Opinion: Reducing emissions through innovation

By Iain Campbell, Senior Fellow at Rocky Mountain Institute and Tony Gleeson, M.AIRAH, CEO of AIRAH. With the hottest summer on record just behind us, climate change is top of mind for many of us here in Australia. Since 1910, our country has warmed over 1°C on average, leading to more extreme heat events, including…

By Iain Campbell, Senior Fellow at Rocky Mountain Institute and Tony Gleeson, M.AIRAH, CEO of AIRAH.

With the hottest summer on record just behind us, climate change is top of mind for many of us here in Australia. Since 1910, our country has warmed over 1°C on average, leading to more extreme heat events, including increased bushfires, bleaching coral reefs and rising sea levels.

More than 1.2 million hectares burned in bushfires this summer, with fires continuing into the autumn on what was already the driest inhabited continent. In 2016 between February and May, we lost 30 per cent of all coral in the Great Barrier Reef, and 2017 saw another mass bleaching. These were the first consecutive two years in recorded history to experience mass coral bleachings.

We increasingly recognise that reducing emissions through innovation and clean energy deployment may be the only way to achieve the reductions necessary to solve the climate crisis. Researchers from RMIT University in Melbourne recently discovered a method to convert CO2 back into solid carbon, which could transform carbon capture and storage globally.

Our regional governments are stepping up their efforts to reduce emissions. States and territories representing 80 per cent of Australia’s emissions have committed to reach zero net emissions by 2050, including the cities of Adelaide, Sydney and Melbourne. And Tasmania is the first jurisdiction in Australia to already reach zero net emissions.

The Sustainable Melbourne Fund pioneered the Environmental Upgrade Agreement (EUA), a financial mechanism that enables building energy efficiency retrofits. EUAs have abated over 245,000 tonnes of greenhouse gas, are available in cities across Victoria and New South Wales, and are emulated as best practice around the world. Nationally, the NABERS building rating system has been a huge success, with 81 per cent of our country’s office space rated with NABERS, saving an estimated 826,578 tonnes of CO2 emissions.

Despite these innovations and emission mitigation measures, the climate threat still looms ahead of us. One of the largest contributors to climate change is a mundane feature of our everyday life: residential air conditioning. Here in Australia, refrigeration and air conditioning consume 23.6 per cent of all electricity produced, which is more than the entire consumption of the residential sector.

Overseas, while only 7 per cent of Indians and 9 per cent of Indonesians own air conditioners – compared to 74 per cent of Australians – this is changing quickly.

As the climate warms, populations grow, incomes rise and the world becomes more urbanised, the demand for air conditioning is forecasted to accelerate rapidly. The number of room air conditioners globally is set to increase fourfold from 1.2 billion today to 4.5 billion by 2050. Based on analysis by the Rocky Mountain Institute (RMI), this alone has the potential to warm the planet by 0.5°C by 2100.

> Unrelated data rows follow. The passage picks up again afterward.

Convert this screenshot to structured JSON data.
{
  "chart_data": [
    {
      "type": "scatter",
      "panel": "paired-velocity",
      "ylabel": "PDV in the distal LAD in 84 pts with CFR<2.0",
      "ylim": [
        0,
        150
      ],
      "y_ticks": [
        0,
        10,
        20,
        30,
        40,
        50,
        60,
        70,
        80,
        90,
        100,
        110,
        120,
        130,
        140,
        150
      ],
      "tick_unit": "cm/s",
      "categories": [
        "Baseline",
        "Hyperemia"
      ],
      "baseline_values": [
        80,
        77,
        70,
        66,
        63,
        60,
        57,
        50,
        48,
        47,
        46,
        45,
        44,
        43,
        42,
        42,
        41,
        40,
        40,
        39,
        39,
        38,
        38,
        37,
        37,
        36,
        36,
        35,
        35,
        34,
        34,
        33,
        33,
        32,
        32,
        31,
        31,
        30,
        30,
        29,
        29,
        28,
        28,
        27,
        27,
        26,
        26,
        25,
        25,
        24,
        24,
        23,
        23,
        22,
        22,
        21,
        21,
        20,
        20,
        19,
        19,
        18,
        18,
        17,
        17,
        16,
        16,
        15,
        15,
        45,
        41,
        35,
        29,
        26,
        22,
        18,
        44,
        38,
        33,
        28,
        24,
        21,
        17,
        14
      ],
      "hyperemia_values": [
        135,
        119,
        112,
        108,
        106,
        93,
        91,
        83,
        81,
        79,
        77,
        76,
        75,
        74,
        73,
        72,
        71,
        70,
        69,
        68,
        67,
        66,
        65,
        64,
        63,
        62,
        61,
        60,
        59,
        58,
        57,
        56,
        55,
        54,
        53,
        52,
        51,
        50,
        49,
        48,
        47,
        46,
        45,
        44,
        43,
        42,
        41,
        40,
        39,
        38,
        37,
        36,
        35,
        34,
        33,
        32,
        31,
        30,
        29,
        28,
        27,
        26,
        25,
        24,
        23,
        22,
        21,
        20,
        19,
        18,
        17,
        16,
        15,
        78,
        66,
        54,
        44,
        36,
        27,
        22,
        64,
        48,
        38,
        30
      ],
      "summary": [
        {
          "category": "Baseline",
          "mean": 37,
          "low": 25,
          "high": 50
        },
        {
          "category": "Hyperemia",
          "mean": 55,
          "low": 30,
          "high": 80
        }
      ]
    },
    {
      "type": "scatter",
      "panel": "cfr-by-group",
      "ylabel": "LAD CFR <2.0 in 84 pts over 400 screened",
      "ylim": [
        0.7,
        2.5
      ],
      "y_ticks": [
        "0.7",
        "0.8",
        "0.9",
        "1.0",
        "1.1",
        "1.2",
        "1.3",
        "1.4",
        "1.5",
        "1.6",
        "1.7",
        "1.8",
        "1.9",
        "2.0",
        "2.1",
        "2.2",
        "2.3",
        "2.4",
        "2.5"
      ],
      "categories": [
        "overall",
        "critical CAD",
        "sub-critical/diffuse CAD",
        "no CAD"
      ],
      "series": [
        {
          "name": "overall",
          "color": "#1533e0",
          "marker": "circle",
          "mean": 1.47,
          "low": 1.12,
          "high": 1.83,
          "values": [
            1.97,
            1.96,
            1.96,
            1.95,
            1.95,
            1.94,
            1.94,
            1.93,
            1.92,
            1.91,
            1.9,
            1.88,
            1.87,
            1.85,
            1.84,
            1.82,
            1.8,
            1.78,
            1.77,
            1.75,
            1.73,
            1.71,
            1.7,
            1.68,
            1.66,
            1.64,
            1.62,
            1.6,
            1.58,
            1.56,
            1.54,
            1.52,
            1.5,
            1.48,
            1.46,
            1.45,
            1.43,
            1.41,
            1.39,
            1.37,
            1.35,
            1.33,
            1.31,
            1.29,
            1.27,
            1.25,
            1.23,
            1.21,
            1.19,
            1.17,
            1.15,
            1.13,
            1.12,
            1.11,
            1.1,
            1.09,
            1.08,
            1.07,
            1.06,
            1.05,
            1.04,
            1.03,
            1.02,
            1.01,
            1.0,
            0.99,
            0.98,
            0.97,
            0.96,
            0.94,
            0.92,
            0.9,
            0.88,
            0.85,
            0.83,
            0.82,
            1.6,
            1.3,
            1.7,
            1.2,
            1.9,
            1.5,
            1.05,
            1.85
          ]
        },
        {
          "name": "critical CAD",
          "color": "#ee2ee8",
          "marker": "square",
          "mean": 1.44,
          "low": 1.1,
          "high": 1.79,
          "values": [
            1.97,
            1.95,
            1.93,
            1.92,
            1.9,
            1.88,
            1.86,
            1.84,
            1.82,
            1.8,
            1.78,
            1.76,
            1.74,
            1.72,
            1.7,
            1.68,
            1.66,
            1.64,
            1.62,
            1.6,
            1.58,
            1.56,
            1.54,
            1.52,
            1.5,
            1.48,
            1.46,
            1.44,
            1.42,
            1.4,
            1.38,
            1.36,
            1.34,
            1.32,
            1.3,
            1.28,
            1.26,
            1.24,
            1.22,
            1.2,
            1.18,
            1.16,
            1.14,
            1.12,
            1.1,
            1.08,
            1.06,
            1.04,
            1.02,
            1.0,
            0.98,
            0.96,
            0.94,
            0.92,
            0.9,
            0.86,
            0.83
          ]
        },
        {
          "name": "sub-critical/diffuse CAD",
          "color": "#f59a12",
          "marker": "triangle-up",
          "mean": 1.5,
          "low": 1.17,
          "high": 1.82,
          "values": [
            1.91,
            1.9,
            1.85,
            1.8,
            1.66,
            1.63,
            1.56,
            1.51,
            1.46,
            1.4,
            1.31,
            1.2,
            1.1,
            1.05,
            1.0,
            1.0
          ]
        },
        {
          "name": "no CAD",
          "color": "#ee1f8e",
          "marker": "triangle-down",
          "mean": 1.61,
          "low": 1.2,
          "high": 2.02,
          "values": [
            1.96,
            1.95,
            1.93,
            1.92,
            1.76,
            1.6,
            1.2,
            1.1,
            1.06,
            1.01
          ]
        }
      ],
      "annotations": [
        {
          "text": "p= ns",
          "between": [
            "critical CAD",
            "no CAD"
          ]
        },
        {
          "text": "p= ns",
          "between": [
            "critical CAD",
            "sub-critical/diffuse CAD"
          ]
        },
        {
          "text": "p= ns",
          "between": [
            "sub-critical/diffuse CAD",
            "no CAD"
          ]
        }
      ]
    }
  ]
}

Access to cooling is increasingly no longer being viewed as a luxury, but a vital enabler of health and productivity. But running an air conditioner today is becoming less affordable. Residential electricity tariffs here in Australia are among the highest in the world, causing lower income households to ration their air conditioning use because of concerns over cost. And air conditioners place a huge burden on our electricity grid. Just three-quarters of our electricity network is used on most days; the final quarter is only used on hot days for a few hours to meet additional demand from air conditioners. This infrastructure is being paid for by consumers all across the country, regardless of whether they actually own an air conditioner or not. The Productivity Commission calculated that households that use air conditioners at peak hours receive an effective cross-subsidy of $350 per year from households that don’t.

It is possible to neutralise this climate impact from residential air conditioner growth while lessening the financial burden on consumers with radically more energy-efficient air conditioners in combination with less damaging refrigerants. An RMI report shows that, using combinations of existing technologies, it is possible to design a residential air conditioner that is five times better for the climate. The impact of this would be massive. If adopted at scale, this technology would mitigate more than 75 gigatonnes of CO2 by 2050 and 0.5°C of global warming by 2100, with the added benefits of saving governments money on electricity infrastructure and consumers money on their electricity bills.

RMI, Mission Innovation, and the Government of India recently launched the Global Cooling Prize, an international innovation competition to identify, award and scale a residential cooling solution that is five times better for the climate.

We in Australia are at the front line of climate change, and our innovators have demonstrated again and again a will and capability to step forward and take on the challenges that can help improve the lives of our citizens and those of the world. The Global Cooling Prize is calling for innovators from around the world to take up this challenge. Let’s ensure our innovators are a part of this global movement to develop a radically more climate-friendly air conditioner. This would help abate the effects of climate change in Australia while allowing access to cooling for the most vulnerable populations – cooling for all without warming the planet.